The article presenting deeper insights into the topic of UX wireframing: definition, benefits, classification, tools and tips on design workflow.
In 4th BC Plato said: “The beginning is the most important part of the work”. Almost 24 centuries since then his words are still up-to-date in our realias. Buildings require a stable foundation to stand and give shelter for long as well as any project needs to be well-planned from the very beginning to avoid problems at the further stages.
Wireframing is the early step of UI/UX design process when the structure of the project is being formed. The usability and efficiency of final product often depend on how well the wireframe is created at the very first steps of the design process.
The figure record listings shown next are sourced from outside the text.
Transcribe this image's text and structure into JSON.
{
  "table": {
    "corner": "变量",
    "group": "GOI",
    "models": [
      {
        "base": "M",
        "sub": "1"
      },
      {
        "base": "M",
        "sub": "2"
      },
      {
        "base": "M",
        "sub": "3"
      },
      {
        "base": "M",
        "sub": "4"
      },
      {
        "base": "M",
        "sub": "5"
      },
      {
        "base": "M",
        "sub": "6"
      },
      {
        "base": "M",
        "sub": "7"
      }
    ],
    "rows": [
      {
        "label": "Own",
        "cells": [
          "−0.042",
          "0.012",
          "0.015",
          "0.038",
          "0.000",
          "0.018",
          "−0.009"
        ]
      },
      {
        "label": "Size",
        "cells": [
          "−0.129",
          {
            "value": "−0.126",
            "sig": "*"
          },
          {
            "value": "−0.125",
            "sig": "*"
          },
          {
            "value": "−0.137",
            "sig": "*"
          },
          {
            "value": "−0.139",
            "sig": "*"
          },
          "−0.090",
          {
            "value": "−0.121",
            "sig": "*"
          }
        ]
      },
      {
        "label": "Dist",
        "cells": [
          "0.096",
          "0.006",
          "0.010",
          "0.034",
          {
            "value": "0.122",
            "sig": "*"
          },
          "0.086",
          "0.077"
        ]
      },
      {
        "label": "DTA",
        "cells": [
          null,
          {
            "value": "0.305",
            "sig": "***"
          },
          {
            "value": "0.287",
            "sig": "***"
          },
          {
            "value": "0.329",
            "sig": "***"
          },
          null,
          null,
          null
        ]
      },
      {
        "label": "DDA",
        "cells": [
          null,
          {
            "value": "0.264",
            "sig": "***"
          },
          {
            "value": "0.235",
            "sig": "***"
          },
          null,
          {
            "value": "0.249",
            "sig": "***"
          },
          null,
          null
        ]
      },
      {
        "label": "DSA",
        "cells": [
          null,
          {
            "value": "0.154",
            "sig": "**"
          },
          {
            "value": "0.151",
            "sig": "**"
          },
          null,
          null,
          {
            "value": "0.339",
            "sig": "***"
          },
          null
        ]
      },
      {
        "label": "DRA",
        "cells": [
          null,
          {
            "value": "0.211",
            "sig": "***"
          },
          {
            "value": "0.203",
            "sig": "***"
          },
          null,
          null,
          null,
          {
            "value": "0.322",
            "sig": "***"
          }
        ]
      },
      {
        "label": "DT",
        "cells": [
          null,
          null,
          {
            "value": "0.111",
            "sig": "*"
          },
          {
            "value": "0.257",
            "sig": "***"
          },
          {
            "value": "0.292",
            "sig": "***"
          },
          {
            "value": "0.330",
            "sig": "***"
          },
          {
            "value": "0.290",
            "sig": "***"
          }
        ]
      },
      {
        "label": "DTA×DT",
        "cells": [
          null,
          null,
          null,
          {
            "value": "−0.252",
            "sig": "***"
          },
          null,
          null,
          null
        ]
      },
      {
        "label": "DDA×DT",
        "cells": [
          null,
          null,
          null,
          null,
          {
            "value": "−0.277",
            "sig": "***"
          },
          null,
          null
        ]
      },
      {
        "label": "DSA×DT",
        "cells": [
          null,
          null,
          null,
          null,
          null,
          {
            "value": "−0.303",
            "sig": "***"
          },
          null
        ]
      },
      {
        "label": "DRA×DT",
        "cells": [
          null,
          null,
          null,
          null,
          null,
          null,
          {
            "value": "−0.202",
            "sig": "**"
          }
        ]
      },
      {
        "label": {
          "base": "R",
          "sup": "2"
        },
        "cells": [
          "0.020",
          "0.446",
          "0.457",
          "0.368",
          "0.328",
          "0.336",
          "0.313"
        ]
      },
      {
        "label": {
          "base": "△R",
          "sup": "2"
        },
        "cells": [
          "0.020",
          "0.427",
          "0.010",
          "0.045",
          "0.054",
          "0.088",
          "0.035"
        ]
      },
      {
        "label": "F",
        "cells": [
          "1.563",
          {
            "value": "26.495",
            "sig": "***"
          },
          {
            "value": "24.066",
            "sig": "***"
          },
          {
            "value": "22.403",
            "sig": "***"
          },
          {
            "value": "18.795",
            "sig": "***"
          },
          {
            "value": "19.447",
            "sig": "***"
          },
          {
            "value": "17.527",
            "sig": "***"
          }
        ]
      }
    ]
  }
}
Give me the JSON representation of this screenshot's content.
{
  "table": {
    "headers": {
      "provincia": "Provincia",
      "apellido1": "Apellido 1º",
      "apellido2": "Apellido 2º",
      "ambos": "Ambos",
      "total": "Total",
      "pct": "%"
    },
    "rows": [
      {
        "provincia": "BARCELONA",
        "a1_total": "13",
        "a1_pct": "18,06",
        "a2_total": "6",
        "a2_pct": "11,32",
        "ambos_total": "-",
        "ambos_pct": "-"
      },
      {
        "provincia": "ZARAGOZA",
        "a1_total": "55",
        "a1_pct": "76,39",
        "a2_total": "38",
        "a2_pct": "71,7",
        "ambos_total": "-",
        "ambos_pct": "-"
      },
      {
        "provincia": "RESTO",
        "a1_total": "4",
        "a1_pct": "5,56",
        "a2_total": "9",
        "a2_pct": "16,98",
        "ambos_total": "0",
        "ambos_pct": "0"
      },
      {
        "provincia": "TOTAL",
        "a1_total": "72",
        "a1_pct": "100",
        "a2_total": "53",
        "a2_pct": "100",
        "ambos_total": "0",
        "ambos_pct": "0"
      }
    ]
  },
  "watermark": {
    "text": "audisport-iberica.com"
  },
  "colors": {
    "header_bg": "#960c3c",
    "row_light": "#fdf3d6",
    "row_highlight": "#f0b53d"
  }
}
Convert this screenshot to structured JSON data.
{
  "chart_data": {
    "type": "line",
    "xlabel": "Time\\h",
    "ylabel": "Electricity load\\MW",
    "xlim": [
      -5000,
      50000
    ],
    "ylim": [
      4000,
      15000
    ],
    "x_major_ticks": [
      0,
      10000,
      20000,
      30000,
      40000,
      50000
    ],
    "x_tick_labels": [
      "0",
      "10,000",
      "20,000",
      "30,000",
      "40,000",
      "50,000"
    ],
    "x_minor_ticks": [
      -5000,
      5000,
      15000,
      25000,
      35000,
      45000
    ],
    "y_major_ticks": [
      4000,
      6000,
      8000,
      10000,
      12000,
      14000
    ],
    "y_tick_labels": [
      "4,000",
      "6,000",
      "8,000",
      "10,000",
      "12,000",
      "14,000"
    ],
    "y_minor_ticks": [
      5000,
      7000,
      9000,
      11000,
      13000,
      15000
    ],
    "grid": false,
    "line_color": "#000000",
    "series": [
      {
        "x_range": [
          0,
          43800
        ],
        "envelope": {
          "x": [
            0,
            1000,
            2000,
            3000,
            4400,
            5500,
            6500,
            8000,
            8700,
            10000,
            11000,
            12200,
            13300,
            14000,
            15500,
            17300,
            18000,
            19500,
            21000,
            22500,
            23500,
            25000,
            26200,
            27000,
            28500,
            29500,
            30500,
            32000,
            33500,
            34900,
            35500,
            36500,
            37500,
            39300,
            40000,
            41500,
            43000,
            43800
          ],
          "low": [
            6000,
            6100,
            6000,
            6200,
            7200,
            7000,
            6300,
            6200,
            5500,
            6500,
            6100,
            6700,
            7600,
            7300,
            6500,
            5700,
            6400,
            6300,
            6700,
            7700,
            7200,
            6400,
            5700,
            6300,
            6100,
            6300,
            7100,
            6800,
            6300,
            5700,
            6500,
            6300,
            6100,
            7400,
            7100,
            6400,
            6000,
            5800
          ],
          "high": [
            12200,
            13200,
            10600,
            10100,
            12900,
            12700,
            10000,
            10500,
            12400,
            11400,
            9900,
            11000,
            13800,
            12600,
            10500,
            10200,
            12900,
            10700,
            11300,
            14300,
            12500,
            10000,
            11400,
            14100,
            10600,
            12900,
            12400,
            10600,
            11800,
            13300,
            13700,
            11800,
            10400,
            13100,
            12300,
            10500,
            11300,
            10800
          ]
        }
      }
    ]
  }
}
However, today designers still haven’t agreed upon the common opinion about wireframing: some of them consider it to be a key part of the design process while the others regard wireframing as the waste of time. But where does the truth lie?
We’ve already touched upon the topic of wireframing in our article about creating mobile applications, and since the topic remains actual and debatable, this time we want to devote the full article to the roots, nature, benefits and diverse issues of wireframing process as well as the reasons why it’s advisable for designers to apply it.
Wireframe is a simplified and schematic visual representation of a layout for website pages or screens of an application interface. Wireframes are similar to architectural blueprints: they are usually black and white illustrations, sometimes with bright marks or spots to outline specific areas or points, that give a clear vision of the project structure and connections between different parts.
Wireframing is effective at the beginning of design process when the main objective is to create product’s structure. Designers use wireframes to outline visual and typographic hierarchy on user interfaces, set the interactive zones and elements, plan transitions and interactions, organize the general interface clearly for the target audience.
Since a wireframe is focused on the structure, not the visual and emotional perception of the details, designers try to keep it simple. They mostly limit it to monochromatic color schemes, with boxes and lines representing copy, pictures and all the interactive elements on the page.
Wireframing is a fast and cheap way to plan the structure of the page or screen design. What’s more, it gives numerous advantageous opportunities not only for designers but for the whole development team and for clients too. First of all, a wireframe is the first visual representation of a designer’s abstract idea.
This step ensures that the developers and the clients get a clear understanding of the project’s design. Furthermore, in case the client wants to make some changes, a wireframe is much easier to reshape since it doesn’t take much efforts and time to create one.